Networker

Re: [Networker] Tips for doing a DR at SunGard

2008-01-16 11:34:11
Subject: Re: [Networker] Tips for doing a DR at SunGard
From: "Greggs, Dana" <c-dgreggs AT STATE.PA DOT US>
To: NETWORKER AT LISTSERV.TEMPLE DOT EDU
Date: Wed, 16 Jan 2008 11:30:30 -0500
"ACL's" is a Windows term but access control by groups is common to
Windows and Linux/Unix. You use root but in Networker its root@host and
in your DR environment the host will be different than the host that
exists on tape.

Thanks,

Dana

-----Original Message-----
From: EMC NetWorker discussion [mailto:NETWORKER AT LISTSERV.TEMPLE DOT EDU] On
Behalf Of Stan Horwitz
Sent: Wednesday, January 16, 2008 11:25 AM
To: NETWORKER AT LISTSERV.TEMPLE DOT EDU
Subject: Re: Tips for doing a DR at SunGard

On Jan 16, 2008, at 11:20 AM, Greggs, Dana wrote:

> Stan,
>
> Unless I missed it are you saying that you have no security context in
> place when you backup your data? And that you have no restrictions in
> place as to who can recover your data? I run in a mixed environment  
> but
> at times even I have security issues recovering data in the same
> environment that it was backed up in. As an example an account may  
> have
> enough privileges to backup the data but not have sufficient  
> privileges
> to restore the data. (On Windows SYSTEM can often backup the data but
> not be able to restore it <especially in Windows 2003>)One major  
> benefit
> for me with Networker is that it preserves the security context of the
> data on tape. You may be able to scan the data in but you won't be  
> able
> to actually use it which mutes the point.
>
> The reason why all the DR guides tell you to recover the Networker
> Server first is because the Server you build to recover the data has  
> no
> access to what was backed up in the Production environment. It's not  
> in
> an ACL or access group anywhere on tape.

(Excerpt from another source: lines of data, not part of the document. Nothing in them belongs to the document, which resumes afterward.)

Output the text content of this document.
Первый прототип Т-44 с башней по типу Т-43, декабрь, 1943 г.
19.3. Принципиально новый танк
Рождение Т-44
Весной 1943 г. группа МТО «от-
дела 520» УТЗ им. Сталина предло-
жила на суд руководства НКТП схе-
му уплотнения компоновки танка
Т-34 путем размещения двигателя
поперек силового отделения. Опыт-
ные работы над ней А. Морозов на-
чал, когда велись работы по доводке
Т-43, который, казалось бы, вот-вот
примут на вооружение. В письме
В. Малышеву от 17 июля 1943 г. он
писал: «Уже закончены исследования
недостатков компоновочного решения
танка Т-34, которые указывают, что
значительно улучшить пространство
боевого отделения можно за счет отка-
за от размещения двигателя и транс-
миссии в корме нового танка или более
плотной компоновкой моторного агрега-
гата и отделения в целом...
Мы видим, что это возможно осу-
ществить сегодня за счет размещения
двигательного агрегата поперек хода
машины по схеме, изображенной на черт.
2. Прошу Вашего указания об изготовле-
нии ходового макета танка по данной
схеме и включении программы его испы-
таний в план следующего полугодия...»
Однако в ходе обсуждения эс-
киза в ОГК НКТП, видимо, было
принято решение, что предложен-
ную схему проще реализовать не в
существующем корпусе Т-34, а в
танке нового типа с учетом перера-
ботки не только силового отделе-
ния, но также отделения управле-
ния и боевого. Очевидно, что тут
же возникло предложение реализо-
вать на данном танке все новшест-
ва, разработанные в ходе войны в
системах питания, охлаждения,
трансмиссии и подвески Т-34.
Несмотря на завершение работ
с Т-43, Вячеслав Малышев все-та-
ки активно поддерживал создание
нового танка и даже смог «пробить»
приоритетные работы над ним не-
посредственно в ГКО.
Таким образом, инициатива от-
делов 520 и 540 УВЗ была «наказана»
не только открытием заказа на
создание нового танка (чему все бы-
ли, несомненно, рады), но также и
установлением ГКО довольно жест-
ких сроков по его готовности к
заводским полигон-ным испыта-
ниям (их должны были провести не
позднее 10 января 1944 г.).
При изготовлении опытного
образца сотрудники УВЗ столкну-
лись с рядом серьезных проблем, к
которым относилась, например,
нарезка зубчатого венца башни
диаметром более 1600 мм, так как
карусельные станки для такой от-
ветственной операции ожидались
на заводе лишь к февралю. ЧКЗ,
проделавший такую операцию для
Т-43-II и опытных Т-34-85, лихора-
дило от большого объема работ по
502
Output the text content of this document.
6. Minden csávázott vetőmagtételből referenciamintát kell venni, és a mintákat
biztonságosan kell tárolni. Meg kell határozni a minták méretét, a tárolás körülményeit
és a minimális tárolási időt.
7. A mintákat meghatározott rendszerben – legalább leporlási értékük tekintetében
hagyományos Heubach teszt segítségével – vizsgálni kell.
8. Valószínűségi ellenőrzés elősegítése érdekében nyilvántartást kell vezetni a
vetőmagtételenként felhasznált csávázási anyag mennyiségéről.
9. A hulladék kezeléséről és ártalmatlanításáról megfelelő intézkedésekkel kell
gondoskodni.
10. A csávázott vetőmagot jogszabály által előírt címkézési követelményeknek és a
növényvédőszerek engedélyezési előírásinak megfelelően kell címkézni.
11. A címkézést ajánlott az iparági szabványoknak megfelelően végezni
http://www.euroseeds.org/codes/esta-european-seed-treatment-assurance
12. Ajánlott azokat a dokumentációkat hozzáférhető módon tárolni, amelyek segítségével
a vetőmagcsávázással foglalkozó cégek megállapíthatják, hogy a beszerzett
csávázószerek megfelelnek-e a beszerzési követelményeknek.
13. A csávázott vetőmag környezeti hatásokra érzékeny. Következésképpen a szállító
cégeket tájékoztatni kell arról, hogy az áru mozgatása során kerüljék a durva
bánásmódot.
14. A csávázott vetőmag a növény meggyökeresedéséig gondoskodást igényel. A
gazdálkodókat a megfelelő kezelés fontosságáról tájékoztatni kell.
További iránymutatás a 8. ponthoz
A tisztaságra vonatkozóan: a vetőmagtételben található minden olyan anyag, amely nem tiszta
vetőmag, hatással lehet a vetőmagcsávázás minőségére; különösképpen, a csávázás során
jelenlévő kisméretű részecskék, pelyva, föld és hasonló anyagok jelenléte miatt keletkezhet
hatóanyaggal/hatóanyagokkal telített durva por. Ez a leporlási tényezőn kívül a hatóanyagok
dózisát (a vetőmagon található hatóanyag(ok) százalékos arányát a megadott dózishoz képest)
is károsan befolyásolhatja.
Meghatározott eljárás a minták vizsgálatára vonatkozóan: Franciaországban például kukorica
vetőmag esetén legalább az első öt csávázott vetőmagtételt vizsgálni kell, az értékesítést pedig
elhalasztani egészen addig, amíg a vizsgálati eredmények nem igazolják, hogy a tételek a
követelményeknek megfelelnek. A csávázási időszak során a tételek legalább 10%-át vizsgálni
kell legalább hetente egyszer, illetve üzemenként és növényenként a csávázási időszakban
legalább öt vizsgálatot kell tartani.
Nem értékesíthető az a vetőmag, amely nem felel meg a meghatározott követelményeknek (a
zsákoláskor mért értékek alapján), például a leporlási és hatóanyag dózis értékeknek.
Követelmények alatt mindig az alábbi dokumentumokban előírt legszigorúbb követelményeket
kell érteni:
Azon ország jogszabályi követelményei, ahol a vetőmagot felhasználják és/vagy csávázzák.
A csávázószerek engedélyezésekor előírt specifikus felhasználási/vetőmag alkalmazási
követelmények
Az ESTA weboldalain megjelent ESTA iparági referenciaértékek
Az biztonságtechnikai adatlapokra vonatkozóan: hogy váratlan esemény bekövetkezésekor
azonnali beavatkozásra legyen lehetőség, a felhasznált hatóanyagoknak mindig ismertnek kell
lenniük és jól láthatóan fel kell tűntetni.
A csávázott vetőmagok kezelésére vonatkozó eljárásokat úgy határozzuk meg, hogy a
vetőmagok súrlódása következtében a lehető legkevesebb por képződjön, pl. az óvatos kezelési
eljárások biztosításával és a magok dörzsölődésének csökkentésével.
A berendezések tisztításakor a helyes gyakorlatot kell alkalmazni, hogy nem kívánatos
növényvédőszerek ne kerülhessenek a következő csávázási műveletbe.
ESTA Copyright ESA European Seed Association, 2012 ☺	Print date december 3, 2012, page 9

Quite honestly, I wouldn't know how to implement such security  
constraints in our production environment. The account we use in  
production to back up the data on the client is the root account and  
that's what we use on our NetWorker server. Our storage node that  
handles this backup and the client sit behind a firewall with  
extremely limited access on how is authorized to access the machines  
involved and the network on which they sit. We do not use any ACLs.